ComScore and Quantcast Spar Over Measurement Methods

ComScore defends its decision to charge publishers for a direct measurement service, while challenger Quantcast accuses it of taking low blows.

The gloves are off in the online measurement ring. Established site traffic measurement firm comScore is sparring with Quantcast, the lesser-known firm that directly measures publisher site traffic and tracks audience characteristics. Quantcast has argued that comScore, in defense of its decision to charge publishers for its own direct measurement service, has taken some low blows at the younger rising startup.

“They seem to be trying to deflect attention from themselves,” said Quantcast CEO Konrad Feldman of comScore.

Things heated up between the firms this weekend. ComScore Chief Marketing Officer Linda Abraham posted an extensive explanation of why the company will now charge non-client publishers $10,000 per year for direct site measurement, implying that companies that don’t charge for such a service (read: Quantcast) provide lower quality data.

Companies must pay comScore an initial $5,000 for setup of the direct measurement system, which publishes their sites’ detailed traffic data on the comScore Direct interface for a period of six months, according to a spokesman. Once a publisher customer is on board, those sites will be tracked according to comScore’s new hybrid method — which combines the new approach with data gleaned through comScore’s panel system. However, if publishers do not continue paying $5,000 every six months, they cannot access their data in the interface.

Abraham also suggested that “free” services “were, in fact, off selling [publishers’] audience cookies on the online ad exchanges without their knowledge.” Added Abraham, “In life and business, there is no such thing as a free lunch, so Web site operators need to carefully consider the true cost of being beaconed by companies who are in the business of selling their cookies or using them for targeted advertising by leveraging information they got from those sites.”

“It’s a really cheap shot,” said Feldman. “We do not sell publishers’ data,” he continued. The firm installs beacons on Web sites and other platforms to track site audiences for free, and last year began providing audience segmentation and media buying services to publishers and agencies, in addition to media buying services. The company has long argued that its direct-measurement approach is superior to the panel-based measurement offered by the likes of comScore and Nielsen.

In response to years of outcries from publishers who argued that their server logs showed more traffic than comScore reported, the company introduced the hybrid model last year.

ComScore contends that its hybrid approach alleviates duplicates of unique visitors in traffic reports, and believes it can track “unduplicated reach” only “by using a panel to track the same user across sites, using a unique and persistent identifier.”

Internet industry vet and Mahalo.com CEO Jason Calacanis, helped bring the measurement methodology controversy — bubbling for years — to the surface on Saturday, when he called comScore “the technology industry’s biggest bully,” and referred to the firm’s $5,000/six months payment structure as an “extortion ring.”

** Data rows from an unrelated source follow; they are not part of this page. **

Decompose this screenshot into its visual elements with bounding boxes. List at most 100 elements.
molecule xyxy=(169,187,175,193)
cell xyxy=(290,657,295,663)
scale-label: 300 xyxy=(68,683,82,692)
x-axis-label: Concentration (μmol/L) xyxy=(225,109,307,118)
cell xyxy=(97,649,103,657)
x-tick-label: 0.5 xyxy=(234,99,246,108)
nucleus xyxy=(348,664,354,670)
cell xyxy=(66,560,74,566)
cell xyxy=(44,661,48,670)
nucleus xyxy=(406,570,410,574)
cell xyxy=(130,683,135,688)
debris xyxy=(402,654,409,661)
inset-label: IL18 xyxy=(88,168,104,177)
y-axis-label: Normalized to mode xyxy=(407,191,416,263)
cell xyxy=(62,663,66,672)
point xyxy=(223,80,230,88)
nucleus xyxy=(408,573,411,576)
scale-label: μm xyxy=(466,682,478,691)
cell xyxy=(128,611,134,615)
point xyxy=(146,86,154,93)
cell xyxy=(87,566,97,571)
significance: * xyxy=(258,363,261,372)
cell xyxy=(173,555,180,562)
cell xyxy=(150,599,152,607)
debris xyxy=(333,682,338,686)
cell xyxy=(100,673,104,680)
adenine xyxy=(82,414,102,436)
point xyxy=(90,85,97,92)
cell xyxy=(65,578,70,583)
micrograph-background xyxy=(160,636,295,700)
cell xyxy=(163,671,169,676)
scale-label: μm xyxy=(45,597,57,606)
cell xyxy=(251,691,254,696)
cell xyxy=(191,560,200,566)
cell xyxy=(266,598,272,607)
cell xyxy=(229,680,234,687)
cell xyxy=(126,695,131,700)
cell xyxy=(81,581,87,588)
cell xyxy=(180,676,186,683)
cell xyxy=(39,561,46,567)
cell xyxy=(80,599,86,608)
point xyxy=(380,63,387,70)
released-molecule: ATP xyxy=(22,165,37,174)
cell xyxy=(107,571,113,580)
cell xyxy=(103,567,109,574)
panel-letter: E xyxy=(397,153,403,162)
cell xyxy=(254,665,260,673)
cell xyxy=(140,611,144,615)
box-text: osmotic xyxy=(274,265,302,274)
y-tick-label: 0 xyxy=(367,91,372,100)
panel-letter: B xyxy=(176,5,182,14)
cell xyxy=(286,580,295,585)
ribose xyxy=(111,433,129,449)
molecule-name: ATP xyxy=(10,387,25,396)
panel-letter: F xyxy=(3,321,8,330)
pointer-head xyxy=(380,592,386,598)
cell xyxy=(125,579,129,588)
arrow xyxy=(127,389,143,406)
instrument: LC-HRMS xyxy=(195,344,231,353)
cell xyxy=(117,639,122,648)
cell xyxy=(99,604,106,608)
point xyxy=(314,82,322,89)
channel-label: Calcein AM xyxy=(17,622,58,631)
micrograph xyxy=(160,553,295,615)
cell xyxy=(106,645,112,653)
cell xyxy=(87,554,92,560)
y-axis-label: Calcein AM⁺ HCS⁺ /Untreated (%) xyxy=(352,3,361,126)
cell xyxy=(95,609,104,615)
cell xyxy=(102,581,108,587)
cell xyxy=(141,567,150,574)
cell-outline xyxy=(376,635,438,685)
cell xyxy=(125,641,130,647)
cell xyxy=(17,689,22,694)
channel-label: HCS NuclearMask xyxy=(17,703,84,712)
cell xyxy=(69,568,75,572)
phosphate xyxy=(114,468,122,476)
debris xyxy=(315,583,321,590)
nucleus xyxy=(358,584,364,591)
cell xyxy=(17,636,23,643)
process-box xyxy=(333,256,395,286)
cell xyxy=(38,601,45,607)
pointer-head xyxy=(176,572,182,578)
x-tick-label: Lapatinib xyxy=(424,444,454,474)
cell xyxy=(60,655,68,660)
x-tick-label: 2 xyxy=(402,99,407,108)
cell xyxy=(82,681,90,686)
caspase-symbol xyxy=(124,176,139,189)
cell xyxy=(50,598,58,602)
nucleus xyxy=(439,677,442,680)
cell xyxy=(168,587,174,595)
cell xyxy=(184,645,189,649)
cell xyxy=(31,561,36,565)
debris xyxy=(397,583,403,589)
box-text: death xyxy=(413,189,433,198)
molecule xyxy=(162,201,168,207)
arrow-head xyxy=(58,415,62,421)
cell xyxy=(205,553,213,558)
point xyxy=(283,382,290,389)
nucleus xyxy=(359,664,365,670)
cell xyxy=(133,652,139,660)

Abraham’s post appeared to be a direct response to Calacanis. In it, she stated that the payment requirement “is a very reasonable price,” noting it was necessary to pay for “substantial incremental costs associated with auditing, processing, editing and storing terabytes of server data and then integrating it with our panel data using our proprietary statistical methodologies.”

Though Quantcast was never named specifically in Abraham’s post, the company read much of it as a direct attack on its business and methodologies — particularly the implication that Quantcast includes duplicate traffic data because it does not use a panel. In response, Quantcast challenged comScore to publish traffic reports showing double tagged content it has detected in the coming week. “Then allow any publisher, who chooses, to make this data publicly available so everyone can take a look,” stated Quantcast’s Sunday afternoon blog post.

Konrad said comScore has not responded to the challenge, and comScore did not respond to ClickZ’s inquiry about it.